Before I go into my painful Woeriole lament, want to mention that another highlight of the SABR convention was Dallas Green’s receiving the Roland Hemond Award given by SABR to the major league executive who has made the greatest contribution to the research and publicizing of the vital work of baseball scouts. Hemond, who turns 80 in October though you’d never guess, happily presented the award to Green, who won a World Series as a Phillies manager in 1980 and built a strong Cubs organization shortly thereafter. He had less success later as Yankees and Mets manager though he said he enjoyed his New York experience. You just have to learn to deal with a press corps who “want to make the news and not just report it,” Green said. Of course, the issue is more complicated than that but I certainly understand where his frustration came from.
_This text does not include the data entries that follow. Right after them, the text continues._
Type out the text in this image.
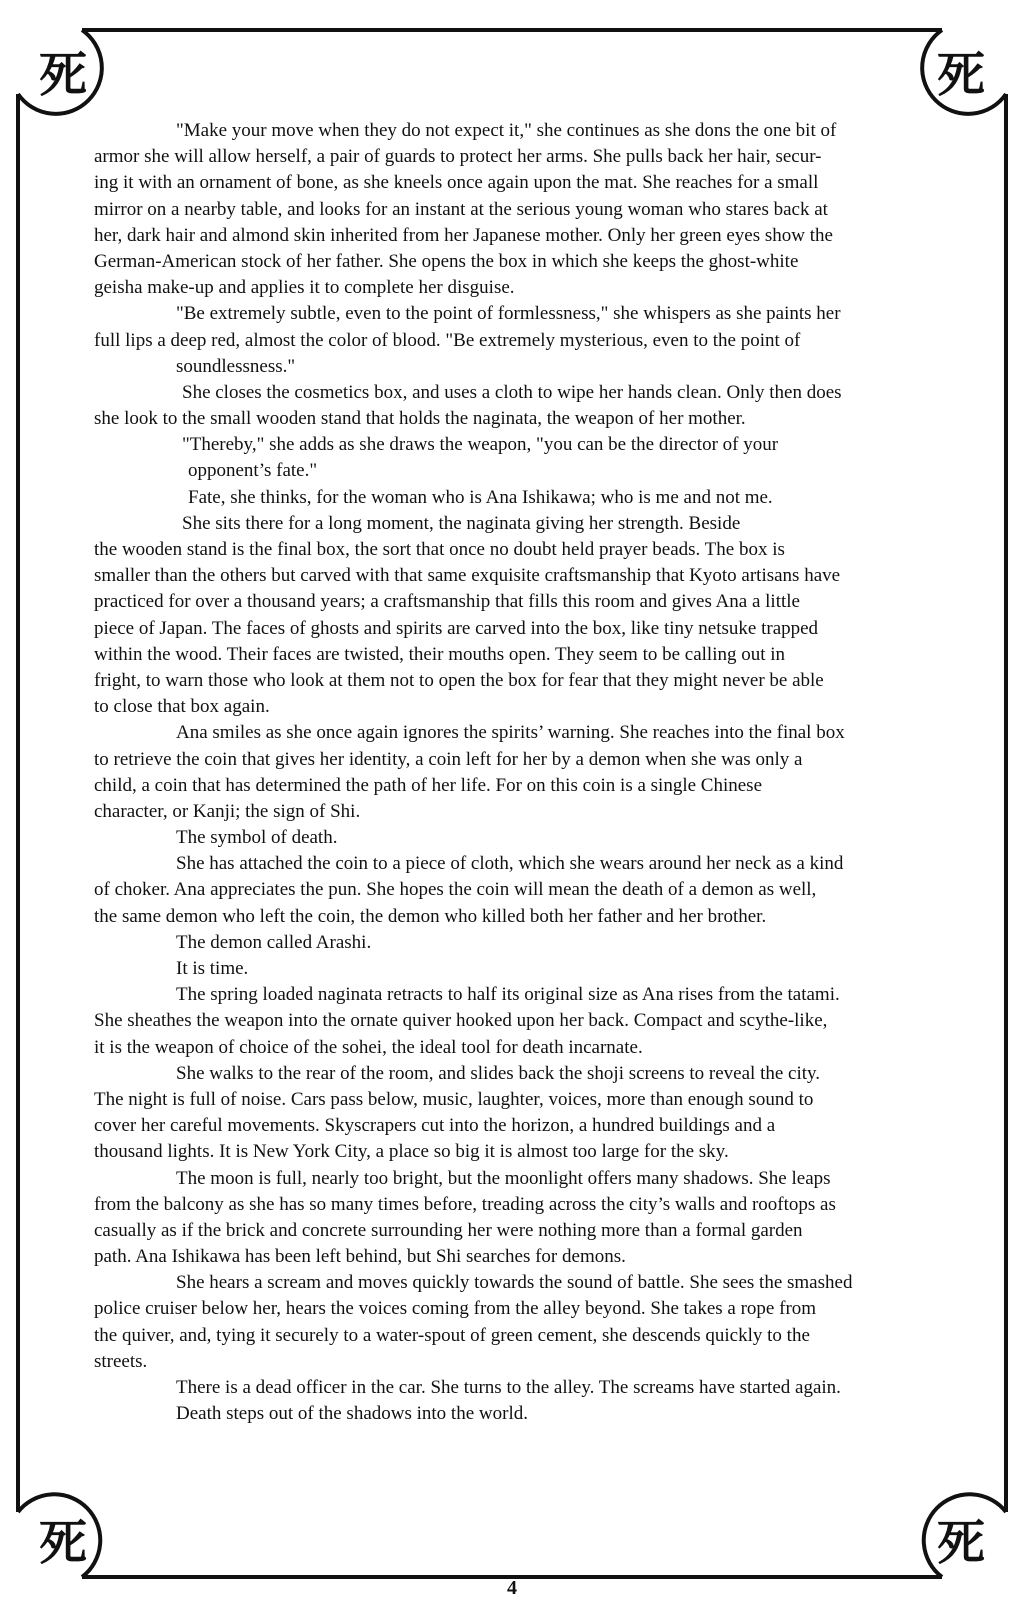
死	死
死	死
"Make your move when they do not expect it," she continues as she dons the one bit of
armor she will allow herself, a pair of guards to protect her arms. She pulls back her hair, secur-
ing it with an ornament of bone, as she kneels once again upon the mat. She reaches for a small
mirror on a nearby table, and looks for an instant at the serious young woman who stares back at
her, dark hair and almond skin inherited from her Japanese mother. Only her green eyes show the
German-American stock of her father. She opens the box in which she keeps the ghost-white
geisha make-up and applies it to complete her disguise.
"Be extremely subtle, even to the point of formlessness," she whispers as she paints her
full lips a deep red, almost the color of blood. "Be extremely mysterious, even to the point of
soundlessness."
She closes the cosmetics box, and uses a cloth to wipe her hands clean. Only then does
she look to the small wooden stand that holds the naginata, the weapon of her mother.
"Thereby," she adds as she draws the weapon, "you can be the director of your
opponent’s fate."
Fate, she thinks, for the woman who is Ana Ishikawa; who is me and not me.
She sits there for a long moment, the naginata giving her strength. Beside
the wooden stand is the final box, the sort that once no doubt held prayer beads. The box is
smaller than the others but carved with that same exquisite craftsmanship that Kyoto artisans have
practiced for over a thousand years; a craftsmanship that fills this room and gives Ana a little
piece of Japan. The faces of ghosts and spirits are carved into the box, like tiny netsuke trapped
within the wood. Their faces are twisted, their mouths open. They seem to be calling out in
fright, to warn those who look at them not to open the box for fear that they might never be able
to close that box again.
Ana smiles as she once again ignores the spirits’ warning. She reaches into the final box
to retrieve the coin that gives her identity, a coin left for her by a demon when she was only a
child, a coin that has determined the path of her life. For on this coin is a single Chinese
character, or Kanji; the sign of Shi.
The symbol of death.
She has attached the coin to a piece of cloth, which she wears around her neck as a kind
of choker. Ana appreciates the pun. She hopes the coin will mean the death of a demon as well,
the same demon who left the coin, the demon who killed both her father and her brother.
The demon called Arashi.
It is time.
The spring loaded naginata retracts to half its original size as Ana rises from the tatami.
She sheathes the weapon into the ornate quiver hooked upon her back. Compact and scythe-like,
it is the weapon of choice of the sohei, the ideal tool for death incarnate.
She walks to the rear of the room, and slides back the shoji screens to reveal the city.
The night is full of noise. Cars pass below, music, laughter, voices, more than enough sound to
cover her careful movements. Skyscrapers cut into the horizon, a hundred buildings and a
thousand lights. It is New York City, a place so big it is almost too large for the sky.
The moon is full, nearly too bright, but the moonlight offers many shadows. She leaps
from the balcony as she has so many times before, treading across the city’s walls and rooftops as
casually as if the brick and concrete surrounding her were nothing more than a formal garden
path. Ana Ishikawa has been left behind, but Shi searches for demons.
She hears a scream and moves quickly towards the sound of battle. She sees the smashed
police cruiser below her, hears the voices coming from the alley beyond. She takes a rope from
the quiver, and, tying it securely to a water-spout of green cement, she descends quickly to the
streets.
There is a dead officer in the car. She turns to the alley. The screams have started again.
Death steps out of the shadows into the world.
4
Green was introduced as a 20-game winner in the major leagues though it took him eight years to get there. He enjoyed the laugh on himself. He was a member of the 1964 Phillies that blew a 6 1/2 game lead with 12 games to play in the season. (That still beats the 2007 Mets' blowing a 7 1/2 game lead with 17 to play.) He suggested in a smaller session at the conference that manager Gene Mauch was a furniture-throwing kind of skipper after a tough loss but during that awful losing streak he was very calm. "We all expected a tirade and maybe we would have done better if he had thrown it," Green suggested.

To the full convention, Green said that he enjoyed his scouting and minor league development work the most of all, paying tribute to a long list of scouts by name. He quoted the late Hugh Alexander: "You'll never make a mistake if you break the player down [by his basic skills in hitting, running and throwing]."

Does being an Oriole fan make you a masochist these days? I’m afraid the answer is a yes. Two weeks ago I went to all three games of the Yankee sweep of the Orioles in the Bronx. Only the third game was not really competitive as Bird rookie hurler Jason Berken gave up four runs in the first inning and the Birds were never really in the game. The final 6-4 score was deceptive because two of the last runs came on back-to-back solo homers by Adam Jones and Nick Markakis in the 9th inning against struggling Yankee reliever Brian Bruney.

The Orioles could have won the first game of the series as another rookie David Hernandez overcame his early woes to pitch six innings of one-run ball.
Alas, the Birds couldn’t break the tie and suffered the near-ignominy of having runners thrown out at home plate on back-to-back plays in the 8th inning.

In the toughest division of baseball, the Woerioles have several more games to play against the tough Bosox, Yankees and Rays. It seems they have a chance to win only one game in three against such competition. This past Friday night in Baltimore was one such encounter. Before a Camden Yards filled house that was at least 50% Red Sox fans and a nice delegation of SABR conventioneers, the Orioles got a mid-game one-run lead on home runs by Nick Markakis and Aubrey Huff that Jeremy Guthrie immediately coughed up the next half-inning. I never thought Guthrie was an ace and one wonders whether if he is even a serviceable fifth starter any more.

To compound Oriole problems, Brad Bergesen, their most reliable pitcher lately though only a rookie who wasn’t even in the major league spring training this year, took a line drive off his shin on Thursday and he is on the disabled list. Top prospects Chris Tillman and Brian Matusz are now in the starting rotation. Prospects with even higher ceilings have been ruined by being rushed to the majors, but enough of my negativism for one week. Back to you when August has turned to double-digits and there are more adventures of the baseball year to relay with great relish. But oh for the day when I never again have to use the term Woerioles! Ciao for now.